7 elements of a strategic growth plan

7 Elements of a Strategic Growth Plan

Strategic organizational growth doesn’t happen by accident, or without plenty of care and nurturing. This is especially true with credit unions, where members benefit from growth, not third-party stockholders. Creating an intentional and forward-thinking strategic growth plan is essential to long-term organizational success.

Credit unions can grow in a number of ways, including:

  • expansion within existing geographic markets
  • expansion into new geographic markets
  • changing criteria for membership to include more segments or groups served
  • merging with or acquiring similar organizations

Before growth opportunities are explored to identify the most advantageous options, there are seven elements that should be considered for your strategic growth plan. These elements can help you determine the right trajectory for your organization.

1. Demographics

What community does your organization serve? Is it one with broad demographics, and thus broad growth potential? Or is it more niche in nature, meaning that growth may come through specialized offerings, rather than broader appeal? Here are the four most important demographics for building a strategic growth plan:

  • Age
  • Income
  • Wealth
  • Home ownership

2. Market Size & Growth

Beyond the question of market saturation, there is the consideration of the market size where you do business. Saturation and size must be paired variables when it comes to properly analyzing past performance and understanding future growth. In addition, the total number of households must also be considered, accounting for positive or negative growth, while also allowing for future market fluctuations. Finally, when considering market size and growth, look at deposits at market branches, and then compare in relation to historical and projected growth.

3. Competition

To restate the obvious, it’s not enough to consider your own credit union’s strengths, weaknesses, opportunities and threats. You’ll also need to closely study your competition. Where does your competition position its branches? Are there new entrants into the market? Evaluate, using public information, how your competition has increased their position within a region. Have existing banks and credit unions in your market been adding to their branch network? Are you anticipating competition to add additional branches to the market over the next five to ten years, or do you anticipate branch consolidation? Finally, assess how increased branching might impact average deposits, loans, or members per branch; and, ultimately, the branch profitability.

4. Member Penetration

Understanding the membership penetration within your target market is key to defining your market strategy. Membership penetration and product usage has historically been highly correlated with home or workplace proximity to branch location. Membership surveys have shown that, as the distance from the branch increases, the primary financial institution relationship declines. The greater the distance from the branch, the more likely the member will have a secondary or tertiary relationship with the credit union and be very selective in product usage.

Your credit union has an opportunity to expand relationships with secondary members through more effective delivery systems and marketing channels. Member and market surveys can help your credit union understand issues of market awareness, while also unlocking opportunities to set itself apart from competitors.

5. Product Demand

When evaluating markets, your credit union will want to understand the demand for various product types. For example, if your credit union is targeting high net-worth consumers, emphasis should be on markets with higher propensity to use investment products and wealth planning.

Additionally, you’ll want to look within your membership pool to determine the level of product demand that you’ve achieved.

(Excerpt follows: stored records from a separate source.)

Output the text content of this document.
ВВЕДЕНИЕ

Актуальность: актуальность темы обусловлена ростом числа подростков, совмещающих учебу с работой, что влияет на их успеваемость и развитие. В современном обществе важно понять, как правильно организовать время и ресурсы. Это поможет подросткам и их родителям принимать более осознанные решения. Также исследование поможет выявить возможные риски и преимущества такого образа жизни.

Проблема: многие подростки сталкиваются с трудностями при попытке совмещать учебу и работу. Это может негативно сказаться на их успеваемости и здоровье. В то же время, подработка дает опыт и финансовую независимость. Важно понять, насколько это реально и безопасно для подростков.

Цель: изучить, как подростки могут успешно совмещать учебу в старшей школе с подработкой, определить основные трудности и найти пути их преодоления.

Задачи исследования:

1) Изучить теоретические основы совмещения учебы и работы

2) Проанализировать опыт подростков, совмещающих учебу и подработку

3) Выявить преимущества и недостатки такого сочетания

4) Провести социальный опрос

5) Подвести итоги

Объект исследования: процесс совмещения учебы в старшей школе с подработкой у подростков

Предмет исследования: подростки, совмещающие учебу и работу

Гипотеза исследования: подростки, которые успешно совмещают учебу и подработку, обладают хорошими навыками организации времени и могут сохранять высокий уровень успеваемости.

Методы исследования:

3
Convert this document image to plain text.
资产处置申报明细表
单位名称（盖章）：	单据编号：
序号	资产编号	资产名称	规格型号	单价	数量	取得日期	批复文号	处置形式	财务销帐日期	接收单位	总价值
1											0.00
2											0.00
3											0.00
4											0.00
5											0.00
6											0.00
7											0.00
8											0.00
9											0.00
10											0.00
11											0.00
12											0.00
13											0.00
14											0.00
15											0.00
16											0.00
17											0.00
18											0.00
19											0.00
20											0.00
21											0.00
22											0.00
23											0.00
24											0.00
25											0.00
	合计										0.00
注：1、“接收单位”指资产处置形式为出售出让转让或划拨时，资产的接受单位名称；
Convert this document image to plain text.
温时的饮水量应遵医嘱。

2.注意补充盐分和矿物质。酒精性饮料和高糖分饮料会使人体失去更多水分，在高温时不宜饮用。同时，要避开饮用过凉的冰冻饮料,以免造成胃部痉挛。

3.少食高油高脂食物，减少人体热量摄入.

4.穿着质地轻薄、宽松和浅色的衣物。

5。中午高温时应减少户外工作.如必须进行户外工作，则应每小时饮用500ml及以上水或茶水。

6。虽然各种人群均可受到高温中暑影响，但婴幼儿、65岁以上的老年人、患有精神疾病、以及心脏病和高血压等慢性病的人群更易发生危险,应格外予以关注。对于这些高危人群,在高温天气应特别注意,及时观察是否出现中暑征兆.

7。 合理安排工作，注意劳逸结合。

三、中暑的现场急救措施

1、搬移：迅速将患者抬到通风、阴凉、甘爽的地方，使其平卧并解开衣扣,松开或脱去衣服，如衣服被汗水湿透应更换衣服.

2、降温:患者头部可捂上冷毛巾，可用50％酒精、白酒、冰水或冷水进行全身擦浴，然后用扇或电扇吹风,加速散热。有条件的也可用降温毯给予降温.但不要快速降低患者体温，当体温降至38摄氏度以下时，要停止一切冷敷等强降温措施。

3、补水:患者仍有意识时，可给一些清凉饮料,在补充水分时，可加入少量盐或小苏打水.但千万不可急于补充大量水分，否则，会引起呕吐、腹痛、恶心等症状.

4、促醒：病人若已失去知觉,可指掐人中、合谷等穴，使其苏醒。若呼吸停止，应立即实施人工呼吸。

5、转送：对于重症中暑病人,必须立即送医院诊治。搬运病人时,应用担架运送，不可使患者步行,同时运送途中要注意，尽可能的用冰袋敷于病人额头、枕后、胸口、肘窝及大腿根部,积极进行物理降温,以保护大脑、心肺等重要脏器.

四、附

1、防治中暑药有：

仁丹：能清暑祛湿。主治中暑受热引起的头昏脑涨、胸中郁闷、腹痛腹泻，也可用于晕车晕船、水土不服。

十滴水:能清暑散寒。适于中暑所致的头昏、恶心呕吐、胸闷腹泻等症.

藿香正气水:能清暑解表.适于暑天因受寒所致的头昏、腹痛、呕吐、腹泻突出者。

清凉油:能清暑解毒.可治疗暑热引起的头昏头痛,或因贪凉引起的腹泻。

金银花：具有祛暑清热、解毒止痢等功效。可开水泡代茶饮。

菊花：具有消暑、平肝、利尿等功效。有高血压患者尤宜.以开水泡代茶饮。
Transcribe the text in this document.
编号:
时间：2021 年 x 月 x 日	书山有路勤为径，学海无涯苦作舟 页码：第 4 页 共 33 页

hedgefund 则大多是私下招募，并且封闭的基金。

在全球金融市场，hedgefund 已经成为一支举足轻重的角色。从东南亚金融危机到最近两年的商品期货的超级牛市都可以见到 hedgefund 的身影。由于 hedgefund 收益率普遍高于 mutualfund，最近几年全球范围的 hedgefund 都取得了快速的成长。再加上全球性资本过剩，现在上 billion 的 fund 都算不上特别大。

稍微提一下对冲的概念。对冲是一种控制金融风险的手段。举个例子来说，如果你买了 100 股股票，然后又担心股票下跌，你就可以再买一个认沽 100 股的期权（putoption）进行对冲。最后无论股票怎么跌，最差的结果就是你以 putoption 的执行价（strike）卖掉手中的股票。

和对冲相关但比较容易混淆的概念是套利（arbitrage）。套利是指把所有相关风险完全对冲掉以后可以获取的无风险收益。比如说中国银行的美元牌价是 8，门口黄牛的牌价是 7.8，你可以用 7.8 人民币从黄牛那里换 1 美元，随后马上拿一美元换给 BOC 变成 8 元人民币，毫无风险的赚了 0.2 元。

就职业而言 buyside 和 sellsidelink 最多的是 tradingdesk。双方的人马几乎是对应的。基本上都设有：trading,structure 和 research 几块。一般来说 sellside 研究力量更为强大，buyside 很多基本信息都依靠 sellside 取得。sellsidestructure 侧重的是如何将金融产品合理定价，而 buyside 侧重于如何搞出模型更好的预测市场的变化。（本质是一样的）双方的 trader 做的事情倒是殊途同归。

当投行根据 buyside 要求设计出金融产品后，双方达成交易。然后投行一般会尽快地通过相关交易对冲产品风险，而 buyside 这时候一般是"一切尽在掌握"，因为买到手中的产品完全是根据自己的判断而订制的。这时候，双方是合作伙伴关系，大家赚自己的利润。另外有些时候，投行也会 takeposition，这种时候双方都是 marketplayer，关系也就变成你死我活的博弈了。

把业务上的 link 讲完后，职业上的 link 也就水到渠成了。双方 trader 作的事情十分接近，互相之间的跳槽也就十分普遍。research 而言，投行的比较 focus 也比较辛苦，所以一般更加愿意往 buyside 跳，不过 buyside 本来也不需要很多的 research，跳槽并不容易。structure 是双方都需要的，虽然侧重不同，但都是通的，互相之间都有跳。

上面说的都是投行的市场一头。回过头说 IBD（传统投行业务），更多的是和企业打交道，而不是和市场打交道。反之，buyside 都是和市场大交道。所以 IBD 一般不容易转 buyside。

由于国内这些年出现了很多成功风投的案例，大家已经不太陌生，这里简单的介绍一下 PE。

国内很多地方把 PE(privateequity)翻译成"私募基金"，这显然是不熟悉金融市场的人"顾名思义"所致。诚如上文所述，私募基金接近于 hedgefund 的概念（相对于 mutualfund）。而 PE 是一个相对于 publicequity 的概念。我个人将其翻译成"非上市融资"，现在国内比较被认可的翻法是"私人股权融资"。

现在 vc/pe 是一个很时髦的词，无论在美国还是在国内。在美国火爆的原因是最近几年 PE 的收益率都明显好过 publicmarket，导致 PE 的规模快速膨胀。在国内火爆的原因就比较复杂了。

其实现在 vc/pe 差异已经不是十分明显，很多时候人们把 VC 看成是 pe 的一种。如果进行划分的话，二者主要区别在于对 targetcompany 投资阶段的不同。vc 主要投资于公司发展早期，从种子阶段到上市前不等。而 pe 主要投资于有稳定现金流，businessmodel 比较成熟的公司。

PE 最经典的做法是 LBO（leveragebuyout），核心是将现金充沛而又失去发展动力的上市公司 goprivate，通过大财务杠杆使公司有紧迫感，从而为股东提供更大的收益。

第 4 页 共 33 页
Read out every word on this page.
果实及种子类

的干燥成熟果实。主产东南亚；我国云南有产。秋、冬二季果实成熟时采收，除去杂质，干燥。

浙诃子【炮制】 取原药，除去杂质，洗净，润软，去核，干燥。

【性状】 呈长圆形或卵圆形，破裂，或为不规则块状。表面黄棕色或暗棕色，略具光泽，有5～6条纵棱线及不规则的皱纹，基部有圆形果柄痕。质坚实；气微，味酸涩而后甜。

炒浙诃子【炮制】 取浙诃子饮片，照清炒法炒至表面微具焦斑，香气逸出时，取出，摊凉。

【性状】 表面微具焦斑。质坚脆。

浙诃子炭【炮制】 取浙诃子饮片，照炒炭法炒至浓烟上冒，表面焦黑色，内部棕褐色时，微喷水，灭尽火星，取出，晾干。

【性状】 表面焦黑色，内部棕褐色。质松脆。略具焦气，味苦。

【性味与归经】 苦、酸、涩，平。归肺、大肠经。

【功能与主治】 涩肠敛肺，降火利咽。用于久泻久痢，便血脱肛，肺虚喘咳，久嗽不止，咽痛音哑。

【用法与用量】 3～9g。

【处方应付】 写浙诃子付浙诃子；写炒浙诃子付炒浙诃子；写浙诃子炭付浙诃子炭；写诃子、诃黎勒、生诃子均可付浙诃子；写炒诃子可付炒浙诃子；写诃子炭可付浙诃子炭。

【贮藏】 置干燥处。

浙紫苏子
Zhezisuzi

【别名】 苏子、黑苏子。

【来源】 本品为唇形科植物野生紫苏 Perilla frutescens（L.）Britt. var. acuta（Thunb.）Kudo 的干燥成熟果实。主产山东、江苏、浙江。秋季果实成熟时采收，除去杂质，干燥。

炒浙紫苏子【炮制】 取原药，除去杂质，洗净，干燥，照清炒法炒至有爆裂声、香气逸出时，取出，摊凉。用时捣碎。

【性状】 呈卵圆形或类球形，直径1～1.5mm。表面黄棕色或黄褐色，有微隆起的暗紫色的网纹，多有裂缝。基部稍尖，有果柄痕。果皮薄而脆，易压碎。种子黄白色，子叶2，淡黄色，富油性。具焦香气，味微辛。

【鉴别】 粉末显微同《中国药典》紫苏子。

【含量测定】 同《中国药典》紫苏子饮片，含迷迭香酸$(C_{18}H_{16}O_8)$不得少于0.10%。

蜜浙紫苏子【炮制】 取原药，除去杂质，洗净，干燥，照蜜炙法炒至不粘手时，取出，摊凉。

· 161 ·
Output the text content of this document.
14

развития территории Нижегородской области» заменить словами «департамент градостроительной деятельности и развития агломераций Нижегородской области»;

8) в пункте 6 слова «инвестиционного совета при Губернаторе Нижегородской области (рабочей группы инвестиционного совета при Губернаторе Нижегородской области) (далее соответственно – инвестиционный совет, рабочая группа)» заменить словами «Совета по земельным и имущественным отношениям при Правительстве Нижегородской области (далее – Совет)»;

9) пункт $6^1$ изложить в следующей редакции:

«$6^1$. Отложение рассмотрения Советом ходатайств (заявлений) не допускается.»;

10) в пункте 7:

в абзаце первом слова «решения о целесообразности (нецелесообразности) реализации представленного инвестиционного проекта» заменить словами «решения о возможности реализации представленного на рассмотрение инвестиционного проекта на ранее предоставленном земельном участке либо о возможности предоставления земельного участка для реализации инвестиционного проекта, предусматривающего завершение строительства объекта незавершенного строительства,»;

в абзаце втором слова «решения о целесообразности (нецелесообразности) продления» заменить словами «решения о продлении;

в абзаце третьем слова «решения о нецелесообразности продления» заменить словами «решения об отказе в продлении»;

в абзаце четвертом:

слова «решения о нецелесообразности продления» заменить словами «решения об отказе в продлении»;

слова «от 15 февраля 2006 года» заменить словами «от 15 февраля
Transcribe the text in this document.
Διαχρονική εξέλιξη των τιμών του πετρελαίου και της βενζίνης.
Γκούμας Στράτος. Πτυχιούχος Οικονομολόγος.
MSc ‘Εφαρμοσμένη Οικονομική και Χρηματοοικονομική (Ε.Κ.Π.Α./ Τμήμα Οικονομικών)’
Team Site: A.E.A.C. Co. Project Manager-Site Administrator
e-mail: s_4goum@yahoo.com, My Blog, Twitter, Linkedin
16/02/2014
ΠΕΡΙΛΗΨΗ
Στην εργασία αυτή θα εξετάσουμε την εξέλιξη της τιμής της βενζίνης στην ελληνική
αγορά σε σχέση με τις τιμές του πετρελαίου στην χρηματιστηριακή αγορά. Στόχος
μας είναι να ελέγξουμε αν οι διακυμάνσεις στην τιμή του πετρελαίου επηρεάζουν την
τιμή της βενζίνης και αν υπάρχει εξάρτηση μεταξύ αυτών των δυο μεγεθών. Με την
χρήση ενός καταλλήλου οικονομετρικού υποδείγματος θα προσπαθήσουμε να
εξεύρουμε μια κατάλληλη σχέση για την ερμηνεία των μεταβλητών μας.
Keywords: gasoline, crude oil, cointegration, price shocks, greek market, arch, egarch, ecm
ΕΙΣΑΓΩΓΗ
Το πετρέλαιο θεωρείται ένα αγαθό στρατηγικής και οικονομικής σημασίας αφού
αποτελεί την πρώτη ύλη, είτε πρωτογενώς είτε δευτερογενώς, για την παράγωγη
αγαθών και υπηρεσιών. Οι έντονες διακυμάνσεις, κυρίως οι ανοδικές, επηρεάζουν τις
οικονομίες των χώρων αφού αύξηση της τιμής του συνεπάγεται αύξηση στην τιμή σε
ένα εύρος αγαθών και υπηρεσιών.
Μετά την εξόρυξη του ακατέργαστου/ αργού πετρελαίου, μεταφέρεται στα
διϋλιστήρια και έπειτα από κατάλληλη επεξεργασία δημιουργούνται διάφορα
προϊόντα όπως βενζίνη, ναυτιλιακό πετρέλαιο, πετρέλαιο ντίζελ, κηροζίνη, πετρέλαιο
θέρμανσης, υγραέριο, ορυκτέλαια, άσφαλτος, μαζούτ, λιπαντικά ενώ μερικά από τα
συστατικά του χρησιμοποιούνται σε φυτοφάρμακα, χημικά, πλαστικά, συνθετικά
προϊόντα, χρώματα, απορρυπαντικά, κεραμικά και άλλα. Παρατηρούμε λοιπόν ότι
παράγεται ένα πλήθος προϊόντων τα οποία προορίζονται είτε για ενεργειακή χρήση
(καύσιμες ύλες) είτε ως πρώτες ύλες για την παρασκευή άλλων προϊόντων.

You likely have members that satisfy some banking needs through your organization, while also patronizing other organizations. Your strategic growth plan may benefit from opportunities to stimulate internal growth by gaining all member banking business, rather than providing only a service or two.

On the flip side, some of your offerings may not meet member needs or expectations. Your members may need a new generation of products – for instance, online banking and digital transactions – that you don’t currently offer. Evaluation of product demand requires consideration from three distinct angles: matching members with offerings, ensuring offerings meet member needs, and creating new offers to meet new expectations. Proper evaluation of product demand will ensure you’re ready to meet the demands of your members. Comparative product studies can also be a helpful tool for understanding growth opportunities in your markets.

6. Branch Delivery System Network

When considering how to best serve members through branches, your branch system should be subject to four areas of review:

  • Evaluation of under-served regions – Are new branches needed?
  • Relocation of existing branches – Will changes increase convenience?
  • Consideration of under-performing branches – Are closures necessary?
  • Update outdated branches – Will remodeling increase branch success?

7. Merger or Acquisition

The hardest part of a strategic growth plan – and the one most likely to achieve high results – is a merger or acquisition. Instead of growing internally, purchased growth – new locations due to M&A – may achieve better results, faster. This kind of increase in the field of membership (FOM) could help your organization achieve the type of regional penetration and growth that might otherwise be impossible. M&A plans can result in better member penetration and provide access to enhanced capital, while also yielding benefits for members of both organizations.

Most importantly, when creating a strategic growth plan, consider each aspect from the viewpoint of members. It is for them that the organization exists, and it’s through them that your organization achieves success.